Asked why state agencies would be involved in the negotiations, Kebonang explained that government’s intention was to make the negotiations as transparent as possible.
“We want to ensure that the process is transparent and there are no elements of corruption. We are open to scrutiny and that is why we have involved anti-corruption agencies and the media will also be involved in this sale; it will be (the media) furnished with the information that they need as quick (sic) as possible,” he said.
Should the issue fall through, Kebonang said, then the idea of approaching the London Court of International Arbitration (LCIA) the International would arise.
“The issue of approaching that court is not important for now because we are still talking to the same person who constructed the power plant to buy it back. If the deal falls through then we will ask them to perform according to the contract and that is when the issue approaching the court may arise,” he said.
According to Kebonang, Botswana intends to recoup all the money that it has spent on the construction and maintenance of Morupule B.
“Should the deal succeed, then there will be no financial burden on us. We will have lost no money,” he said.
Kebonang said that the amount of money that Botswana has spent on Morupule B is in excess of P12 billion.
On concerns that the government could have consulted the nation before putting up the power plant for sale, Kebonang said a lot of money had been spent on Morupule B and more delays would have proven disastrous.
“Remember that this was the decision of Cabinet and when dealing with public assets we have a mandate to negotiate on behalf Batswana. This is not about politics but about the country,” he said.
According to Kebonang: “Our view is that Morupule B has never been profitable. It was collapsing Botswana Power Corporation (BCP). Every time there were breakdowns and more money coming in. It would have been disastrous if we had to wait longer.”

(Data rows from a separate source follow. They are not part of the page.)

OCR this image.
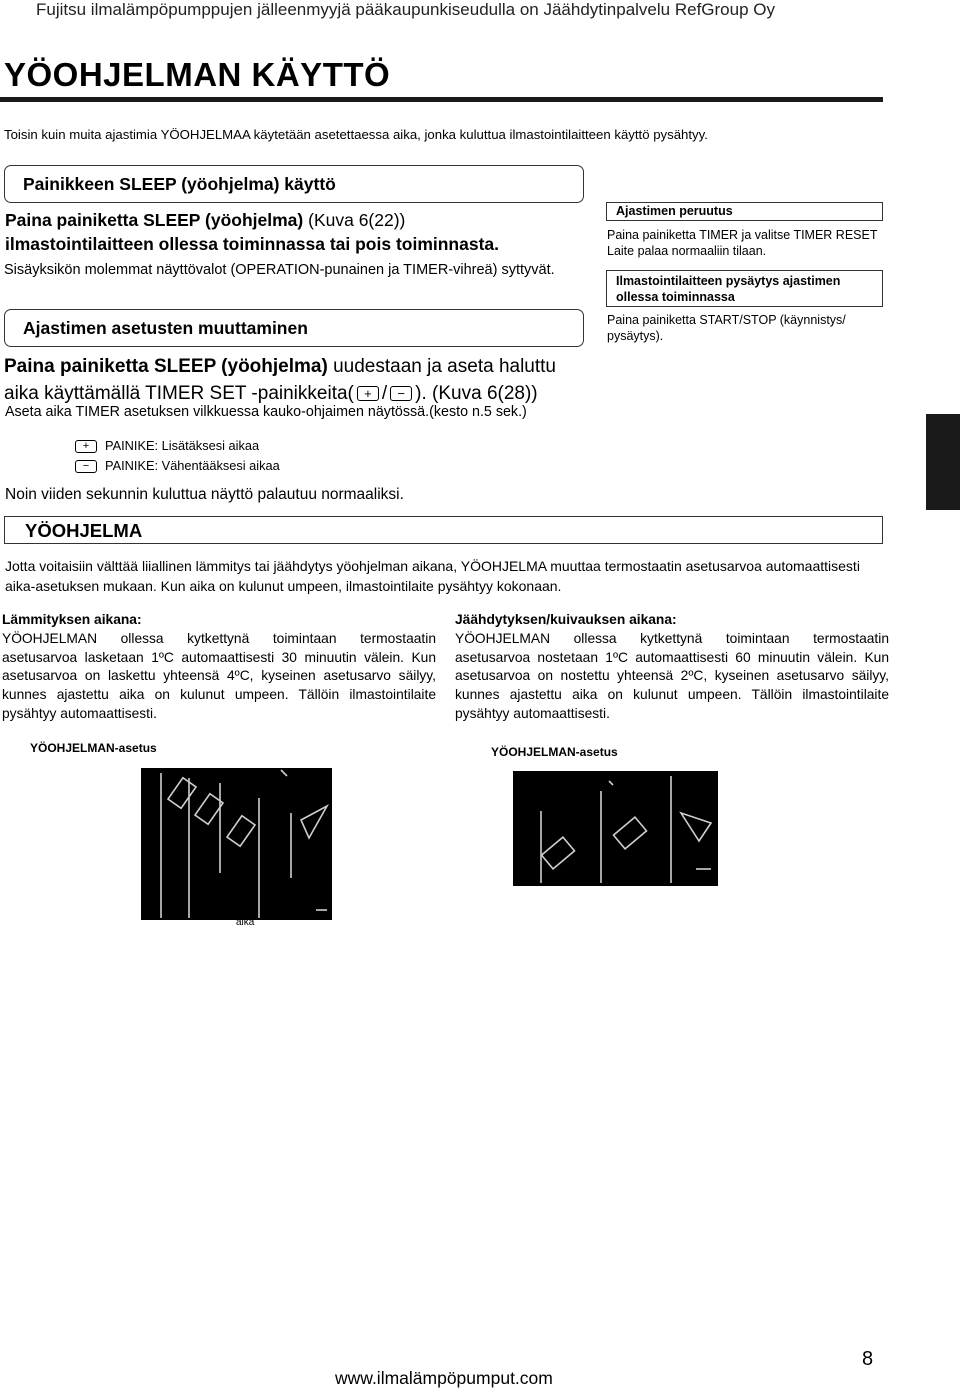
Fujitsu ilmalämpöpumppujen jälleenmyyjä pääkaupunkiseudulla on Jäähdytinpalvelu RefGroup Oy
YÖOHJELMAN KÄYTTÖ
Toisin kuin muita ajastimia YÖOHJELMAA käytetään asetettaessa aika, jonka kuluttua ilmastointilaitteen käyttö pysähtyy.
Painikkeen SLEEP (yöohjelma) käyttö
Paina painiketta SLEEP (yöohjelma) (Kuva 6(22))
ilmastointilaitteen ollessa toiminnassa tai pois toiminnasta.
Sisäyksikön molemmat näyttövalot (OPERATION-punainen ja TIMER-vihreä) syttyvät.
Ajastimen asetusten muuttaminen
Paina painiketta SLEEP (yöohjelma) uudestaan ja aseta haluttu
aika käyttämällä TIMER SET -painikkeita( + / − ). (Kuva 6(28))
Aseta aika TIMER asetuksen vilkkuessa kauko-ohjaimen näytössä.(kesto n.5 sek.)
+ PAINIKE: Lisätäksesi aikaa
− PAINIKE: Vähentääksesi aikaa
Noin viiden sekunnin kuluttua näyttö palautuu normaaliksi.
YÖOHJELMA
Jotta voitaisiin välttää liiallinen lämmitys tai jäähdytys yöohjelman aikana, YÖOHJELMA muuttaa termostaatin asetusarvoa automaattisesti aika-asetuksen mukaan. Kun aika on kulunut umpeen, ilmastointilaite pysähtyy kokonaan.
Lämmityksen aikana:
YÖOHJELMAN ollessa kytkettynä toimintaan termostaatin asetusarvoa lasketaan 1ºC automaattisesti 30 minuutin välein. Kun asetusarvoa on laskettu yhteensä 4ºC, kyseinen asetusarvo säilyy, kunnes ajastettu aika on kulunut umpeen. Tällöin ilmastointilaite pysähtyy automaattisesti.
Jäähdytyksen/kuivauksen aikana:
YÖOHJELMAN ollessa kytkettynä toimintaan termostaatin asetusarvoa nostetaan 1ºC automaattisesti 60 minuutin välein. Kun asetusarvoa on nostettu yhteensä 2ºC, kyseinen asetusarvo säilyy, kunnes ajastettu aika on kulunut umpeen. Tällöin ilmastointilaite pysähtyy automaattisesti.
YÖOHJELMAN-asetus
aika
YÖOHJELMAN-asetus
Ajastimen peruutus
Paina painiketta TIMER ja valitse TIMER RESET Laite palaa normaaliin tilaan.
Ilmastointilaitteen pysäytys ajastimen ollessa toiminnassa
Paina painiketta START/STOP (käynnistys/ pysäytys).
www.ilmalämpöpumput.com
8
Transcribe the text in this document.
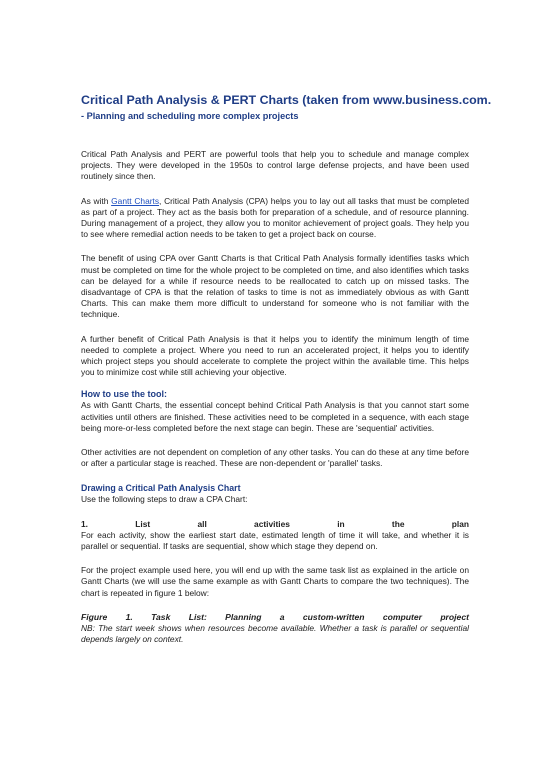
Critical Path Analysis & PERT Charts (taken from www.business.com.
- Planning and scheduling more complex projects

Critical Path Analysis and PERT are powerful tools that help you to schedule and manage complex projects. They were developed in the 1950s to control large defense projects, and have been used routinely since then.

As with Gantt Charts, Critical Path Analysis (CPA) helps you to lay out all tasks that must be completed as part of a project. They act as the basis both for preparation of a schedule, and of resource planning. During management of a project, they allow you to monitor achievement of project goals. They help you to see where remedial action needs to be taken to get a project back on course.

The benefit of using CPA over Gantt Charts is that Critical Path Analysis formally identifies tasks which must be completed on time for the whole project to be completed on time, and also identifies which tasks can be delayed for a while if resource needs to be reallocated to catch up on missed tasks. The disadvantage of CPA is that the relation of tasks to time is not as immediately obvious as with Gantt Charts. This can make them more difficult to understand for someone who is not familiar with the technique.

A further benefit of Critical Path Analysis is that it helps you to identify the minimum length of time needed to complete a project. Where you need to run an accelerated project, it helps you to identify which project steps you should accelerate to complete the project within the available time. This helps you to minimize cost while still achieving your objective.

How to use the tool:

As with Gantt Charts, the essential concept behind Critical Path Analysis is that you cannot start some activities until others are finished. These activities need to be completed in a sequence, with each stage being more-or-less completed before the next stage can begin. These are 'sequential' activities.

Other activities are not dependent on completion of any other tasks. You can do these at any time before or after a particular stage is reached. These are non-dependent or 'parallel' tasks.

Drawing a Critical Path Analysis Chart

Use the following steps to draw a CPA Chart:

1.	List	all	activities	in	the	plan

For each activity, show the earliest start date, estimated length of time it will take, and whether it is parallel or sequential. If tasks are sequential, show which stage they depend on.

For the project example used here, you will end up with the same task list as explained in the article on Gantt Charts (we will use the same example as with Gantt Charts to compare the two techniques). The chart is repeated in figure 1 below:

Figure 1. Task List: Planning a custom-written computer project

NB: The start week shows when resources become available. Whether a task is parallel or sequential depends largely on context.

But Kebonang hoped the sale would be successful and that negotiations and cooperation between the Botswana government and CNEEC will continue.
A source close to the impending negotiations told Sunday Standard that aspects of the negotiations that are contentious include among others the sale price because Botswana wants to “engage obviously in the liabilities of the contractor in terms of the amount of money we have spent in importing power and other consequential costs that may have occurred”.
The Botswana government, the source said, has spent a lot of money in importing power rather than getting it from the contract it signed with CNEEC.
Another issue that is likely to lead to heated exchanges between the negotiators is Botswana’s position that it wants CNEEC to take responsibility for the consequential loss as a result of frequent breakdowns of the facility and failure to hand over the plant to the government on the agreed time.
But the Chinese delegation is expected to consider these demands with a pinch of salt.
Kebonang’s predecessor Kitso Mokaila told Parliament early this year that in terms of completion date, the contract was that Unit 1 would be handed over on January 15, 2012, Unit 2 on April 15, 2012, Unit 3 on July 15, 2012 and Unit 4 on October 15, 2012.
“That was what was contractual. But as you will know, that did not happen. In fact Unit 1 was delivered on July 21, 2013 which made it 18 months late. Unit 2 was on May 4, 2014, making it 25 months late, Unit 3 on July 24, 2018, 12 months late and Unit 4 on September 13, 2013,” said Mokaila.